7 Azarja ging bij zijn vaderen te ruste en men begroef hem bij zijn vaderen in de stad Davids; zijn zoon Jotam werd koning in zijn plaats.
8 In het achtendertigste jaar van Azarja, de koning van Juda, werd Zekarja, de zoon van Jerobeam, koning over Israël te Samaria; hij regeerde zes maanden.
9 Hij deed wat kwaad is in de ogen des Heren, zoals zijn vaderen gedaan hadden; hij week niet af van de zonden die Jerobeam, de zoon van Nebat, Israël had doen bedrijven.
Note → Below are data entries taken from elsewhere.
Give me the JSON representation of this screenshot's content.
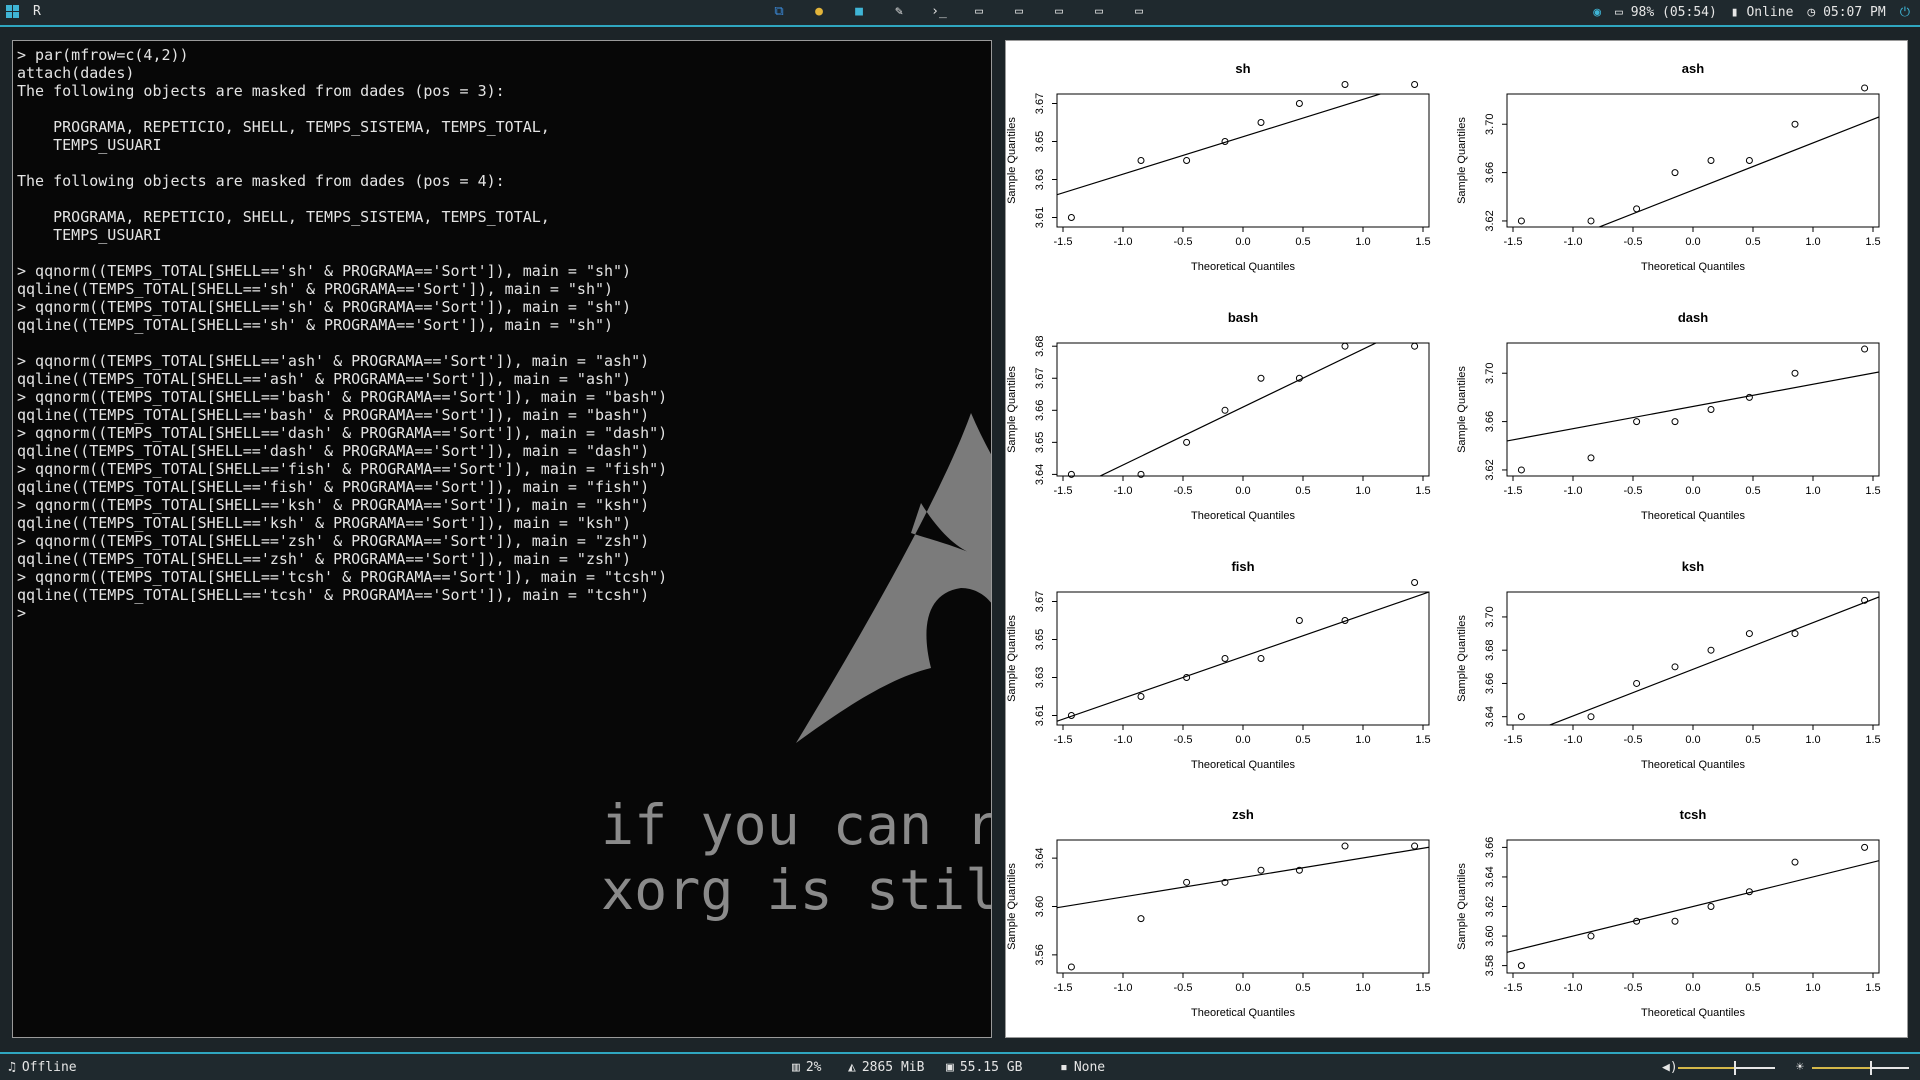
{
  "topbar": {
    "title": "R",
    "battery": "98% (05:54)",
    "network": "Online",
    "clock": "05:07 PM",
    "center_icons": [
      "vscode-icon",
      "chrome-icon",
      "folder-icon",
      "editor-icon",
      "terminal-icon",
      "monitor-icon",
      "monitor-icon",
      "monitor-icon",
      "monitor-icon",
      "monitor-icon"
    ]
  },
  "terminal": {
    "lines": [
      "> par(mfrow=c(4,2))",
      "attach(dades)",
      "The following objects are masked from dades (pos = 3):",
      "",
      "    PROGRAMA, REPETICIO, SHELL, TEMPS_SISTEMA, TEMPS_TOTAL,",
      "    TEMPS_USUARI",
      "",
      "The following objects are masked from dades (pos = 4):",
      "",
      "    PROGRAMA, REPETICIO, SHELL, TEMPS_SISTEMA, TEMPS_TOTAL,",
      "    TEMPS_USUARI",
      "",
      "> qqnorm((TEMPS_TOTAL[SHELL=='sh' & PROGRAMA=='Sort']), main = \"sh\")",
      "qqline((TEMPS_TOTAL[SHELL=='sh' & PROGRAMA=='Sort']), main = \"sh\")",
      "> qqnorm((TEMPS_TOTAL[SHELL=='sh' & PROGRAMA=='Sort']), main = \"sh\")",
      "qqline((TEMPS_TOTAL[SHELL=='sh' & PROGRAMA=='Sort']), main = \"sh\")",
      "",
      "> qqnorm((TEMPS_TOTAL[SHELL=='ash' & PROGRAMA=='Sort']), main = \"ash\")",
      "qqline((TEMPS_TOTAL[SHELL=='ash' & PROGRAMA=='Sort']), main = \"ash\")",
      "> qqnorm((TEMPS_TOTAL[SHELL=='bash' & PROGRAMA=='Sort']), main = \"bash\")",
      "qqline((TEMPS_TOTAL[SHELL=='bash' & PROGRAMA=='Sort']), main = \"bash\")",
      "> qqnorm((TEMPS_TOTAL[SHELL=='dash' & PROGRAMA=='Sort']), main = \"dash\")",
      "qqline((TEMPS_TOTAL[SHELL=='dash' & PROGRAMA=='Sort']), main = \"dash\")",
      "> qqnorm((TEMPS_TOTAL[SHELL=='fish' & PROGRAMA=='Sort']), main = \"fish\")",
      "qqline((TEMPS_TOTAL[SHELL=='fish' & PROGRAMA=='Sort']), main = \"fish\")",
      "> qqnorm((TEMPS_TOTAL[SHELL=='ksh' & PROGRAMA=='Sort']), main = \"ksh\")",
      "qqline((TEMPS_TOTAL[SHELL=='ksh' & PROGRAMA=='Sort']), main = \"ksh\")",
      "> qqnorm((TEMPS_TOTAL[SHELL=='zsh' & PROGRAMA=='Sort']), main = \"zsh\")",
      "qqline((TEMPS_TOTAL[SHELL=='zsh' & PROGRAMA=='Sort']), main = \"zsh\")",
      "> qqnorm((TEMPS_TOTAL[SHELL=='tcsh' & PROGRAMA=='Sort']), main = \"tcsh\")",
      "qqline((TEMPS_TOTAL[SHELL=='tcsh' & PROGRAMA=='Sort']), main = \"tcsh\")",
      ">"
    ]
  },
  "wallpaper": {
    "line1": "if you can r",
    "line2": "xorg is stil"
  },
  "chart_data": [
    {
      "type": "scatter",
      "title": "sh",
      "xlabel": "Theoretical Quantiles",
      "ylabel": "Sample Quantiles",
      "xlim": [
        -1.55,
        1.55
      ],
      "ylim": [
        3.605,
        3.675
      ],
      "xticks": [
        "-1.5",
        "-1.0",
        "-0.5",
        "0.0",
        "0.5",
        "1.0",
        "1.5"
      ],
      "yticks": [
        "3.61",
        "3.63",
        "3.65",
        "3.67"
      ],
      "x": [
        -1.43,
        -0.85,
        -0.47,
        -0.15,
        0.15,
        0.47,
        0.85,
        1.43
      ],
      "y": [
        3.61,
        3.64,
        3.64,
        3.65,
        3.66,
        3.67,
        3.68,
        3.68
      ],
      "line": [
        [
          -1.55,
          3.622
        ],
        [
          1.55,
          3.683
        ]
      ]
    },
    {
      "type": "scatter",
      "title": "ash",
      "xlabel": "Theoretical Quantiles",
      "ylabel": "Sample Quantiles",
      "xlim": [
        -1.55,
        1.55
      ],
      "ylim": [
        3.615,
        3.725
      ],
      "xticks": [
        "-1.5",
        "-1.0",
        "-0.5",
        "0.0",
        "0.5",
        "1.0",
        "1.5"
      ],
      "yticks": [
        "3.62",
        "3.66",
        "3.70"
      ],
      "x": [
        -1.43,
        -0.85,
        -0.47,
        -0.15,
        0.15,
        0.47,
        0.85,
        1.43
      ],
      "y": [
        3.62,
        3.62,
        3.63,
        3.66,
        3.67,
        3.67,
        3.7,
        3.73
      ],
      "line": [
        [
          -1.55,
          3.585
        ],
        [
          1.55,
          3.706
        ]
      ]
    },
    {
      "type": "scatter",
      "title": "bash",
      "xlabel": "Theoretical Quantiles",
      "ylabel": "Sample Quantiles",
      "xlim": [
        -1.55,
        1.55
      ],
      "ylim": [
        3.6395,
        3.681
      ],
      "xticks": [
        "-1.5",
        "-1.0",
        "-0.5",
        "0.0",
        "0.5",
        "1.0",
        "1.5"
      ],
      "yticks": [
        "3.64",
        "3.65",
        "3.66",
        "3.67",
        "3.68"
      ],
      "x": [
        -1.43,
        -0.85,
        -0.47,
        -0.15,
        0.15,
        0.47,
        0.85,
        1.43
      ],
      "y": [
        3.64,
        3.64,
        3.65,
        3.66,
        3.67,
        3.67,
        3.68,
        3.68
      ],
      "line": [
        [
          -1.55,
          3.633
        ],
        [
          1.55,
          3.689
        ]
      ]
    },
    {
      "type": "scatter",
      "title": "dash",
      "xlabel": "Theoretical Quantiles",
      "ylabel": "Sample Quantiles",
      "xlim": [
        -1.55,
        1.55
      ],
      "ylim": [
        3.615,
        3.725
      ],
      "xticks": [
        "-1.5",
        "-1.0",
        "-0.5",
        "0.0",
        "0.5",
        "1.0",
        "1.5"
      ],
      "yticks": [
        "3.62",
        "3.66",
        "3.70"
      ],
      "x": [
        -1.43,
        -0.85,
        -0.47,
        -0.15,
        0.15,
        0.47,
        0.85,
        1.43
      ],
      "y": [
        3.62,
        3.63,
        3.66,
        3.66,
        3.67,
        3.68,
        3.7,
        3.72
      ],
      "line": [
        [
          -1.55,
          3.644
        ],
        [
          1.55,
          3.701
        ]
      ]
    },
    {
      "type": "scatter",
      "title": "fish",
      "xlabel": "Theoretical Quantiles",
      "ylabel": "Sample Quantiles",
      "xlim": [
        -1.55,
        1.55
      ],
      "ylim": [
        3.605,
        3.675
      ],
      "xticks": [
        "-1.5",
        "-1.0",
        "-0.5",
        "0.0",
        "0.5",
        "1.0",
        "1.5"
      ],
      "yticks": [
        "3.61",
        "3.63",
        "3.65",
        "3.67"
      ],
      "x": [
        -1.43,
        -0.85,
        -0.47,
        -0.15,
        0.15,
        0.47,
        0.85,
        1.43
      ],
      "y": [
        3.61,
        3.62,
        3.63,
        3.64,
        3.64,
        3.66,
        3.66,
        3.68
      ],
      "line": [
        [
          -1.55,
          3.607
        ],
        [
          1.55,
          3.675
        ]
      ]
    },
    {
      "type": "scatter",
      "title": "ksh",
      "xlabel": "Theoretical Quantiles",
      "ylabel": "Sample Quantiles",
      "xlim": [
        -1.55,
        1.55
      ],
      "ylim": [
        3.635,
        3.715
      ],
      "xticks": [
        "-1.5",
        "-1.0",
        "-0.5",
        "0.0",
        "0.5",
        "1.0",
        "1.5"
      ],
      "yticks": [
        "3.64",
        "3.66",
        "3.68",
        "3.70"
      ],
      "x": [
        -1.43,
        -0.85,
        -0.47,
        -0.15,
        0.15,
        0.47,
        0.85,
        1.43
      ],
      "y": [
        3.64,
        3.64,
        3.66,
        3.67,
        3.68,
        3.69,
        3.69,
        3.71
      ],
      "line": [
        [
          -1.55,
          3.625
        ],
        [
          1.55,
          3.712
        ]
      ]
    },
    {
      "type": "scatter",
      "title": "zsh",
      "xlabel": "Theoretical Quantiles",
      "ylabel": "Sample Quantiles",
      "xlim": [
        -1.55,
        1.55
      ],
      "ylim": [
        3.545,
        3.655
      ],
      "xticks": [
        "-1.5",
        "-1.0",
        "-0.5",
        "0.0",
        "0.5",
        "1.0",
        "1.5"
      ],
      "yticks": [
        "3.56",
        "3.60",
        "3.64"
      ],
      "x": [
        -1.43,
        -0.85,
        -0.47,
        -0.15,
        0.15,
        0.47,
        0.85,
        1.43
      ],
      "y": [
        3.55,
        3.59,
        3.62,
        3.62,
        3.63,
        3.63,
        3.65,
        3.65
      ],
      "line": [
        [
          -1.55,
          3.599
        ],
        [
          1.55,
          3.649
        ]
      ]
    },
    {
      "type": "scatter",
      "title": "tcsh",
      "xlabel": "Theoretical Quantiles",
      "ylabel": "Sample Quantiles",
      "xlim": [
        -1.55,
        1.55
      ],
      "ylim": [
        3.575,
        3.665
      ],
      "xticks": [
        "-1.5",
        "-1.0",
        "-0.5",
        "0.0",
        "0.5",
        "1.0",
        "1.5"
      ],
      "yticks": [
        "3.58",
        "3.60",
        "3.62",
        "3.64",
        "3.66"
      ],
      "x": [
        -1.43,
        -0.85,
        -0.47,
        -0.15,
        0.15,
        0.47,
        0.85,
        1.43
      ],
      "y": [
        3.58,
        3.6,
        3.61,
        3.61,
        3.62,
        3.63,
        3.65,
        3.66
      ],
      "line": [
        [
          -1.55,
          3.589
        ],
        [
          1.55,
          3.651
        ]
      ]
    }
  ],
  "bottombar": {
    "music": "Offline",
    "cpu": "2%",
    "memory": "2865 MiB",
    "disk": "55.15 GB",
    "other": "None",
    "volume_level": 0.58,
    "brightness_level": 0.6
  },
  "colors": {
    "accent": "#2fa6c0",
    "terminal_bg": "#070707",
    "bar_bg": "#1f292e",
    "slider_gold": "#d4b84a"
  }
}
10 Sallum, de zoon van Jabes, smeedde een samenzwering tegen hem en sloeg hem ten aanschouwen van het volk dood. En hij werd koning in zijn plaats.
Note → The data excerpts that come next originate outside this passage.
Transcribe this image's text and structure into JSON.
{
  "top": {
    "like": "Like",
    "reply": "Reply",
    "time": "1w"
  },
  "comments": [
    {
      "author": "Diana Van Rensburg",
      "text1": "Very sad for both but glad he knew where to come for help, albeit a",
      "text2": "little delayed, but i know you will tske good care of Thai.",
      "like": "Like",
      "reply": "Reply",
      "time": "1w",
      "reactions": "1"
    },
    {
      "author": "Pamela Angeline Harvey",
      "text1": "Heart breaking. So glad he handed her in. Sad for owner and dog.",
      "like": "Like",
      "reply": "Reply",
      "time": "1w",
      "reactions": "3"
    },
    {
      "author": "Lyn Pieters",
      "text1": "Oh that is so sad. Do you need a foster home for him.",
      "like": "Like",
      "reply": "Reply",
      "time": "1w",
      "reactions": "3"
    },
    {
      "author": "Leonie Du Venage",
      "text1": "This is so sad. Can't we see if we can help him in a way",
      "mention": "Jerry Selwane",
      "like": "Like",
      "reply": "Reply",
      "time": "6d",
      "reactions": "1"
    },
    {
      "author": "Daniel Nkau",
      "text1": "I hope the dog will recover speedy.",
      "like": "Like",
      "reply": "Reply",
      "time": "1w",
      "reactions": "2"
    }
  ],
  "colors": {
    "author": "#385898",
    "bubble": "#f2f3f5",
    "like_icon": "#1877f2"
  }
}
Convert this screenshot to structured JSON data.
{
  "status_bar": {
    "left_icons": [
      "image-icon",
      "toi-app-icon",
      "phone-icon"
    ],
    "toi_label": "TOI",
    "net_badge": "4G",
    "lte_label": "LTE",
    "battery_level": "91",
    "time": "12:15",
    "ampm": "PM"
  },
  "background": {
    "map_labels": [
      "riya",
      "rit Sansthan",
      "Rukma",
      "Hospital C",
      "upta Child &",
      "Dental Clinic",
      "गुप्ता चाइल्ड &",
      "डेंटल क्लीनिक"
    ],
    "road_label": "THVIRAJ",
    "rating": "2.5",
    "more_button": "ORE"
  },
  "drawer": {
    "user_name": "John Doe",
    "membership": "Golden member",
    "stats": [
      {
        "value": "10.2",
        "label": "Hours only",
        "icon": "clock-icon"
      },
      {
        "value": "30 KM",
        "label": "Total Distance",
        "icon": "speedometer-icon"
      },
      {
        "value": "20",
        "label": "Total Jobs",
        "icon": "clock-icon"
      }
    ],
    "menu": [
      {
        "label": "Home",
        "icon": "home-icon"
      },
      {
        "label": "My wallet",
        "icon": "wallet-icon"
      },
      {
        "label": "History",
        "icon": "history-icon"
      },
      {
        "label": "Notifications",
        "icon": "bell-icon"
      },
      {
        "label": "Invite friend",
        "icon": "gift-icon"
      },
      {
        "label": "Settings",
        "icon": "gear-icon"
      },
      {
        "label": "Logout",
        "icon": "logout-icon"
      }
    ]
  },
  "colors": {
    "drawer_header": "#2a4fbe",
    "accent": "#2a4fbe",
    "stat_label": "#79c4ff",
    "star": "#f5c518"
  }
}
11 Het overige van de geschiedenis van Zekarja, zie, het is beschreven in het boek van de kronieken der koningen van Israël.
12 Aldus was immers het woord dat de Here gesproken had tot Jehu: Uw zonen zullen tot in het vierde geslacht op de troon van Israël zitten. En zo is het ook geschied.
13 Sallum, de zoon van Jabes, werd koning in het negenendertigste jaar van Uzzia, de koning van Juda; hij regeerde een volle maand te Samaria.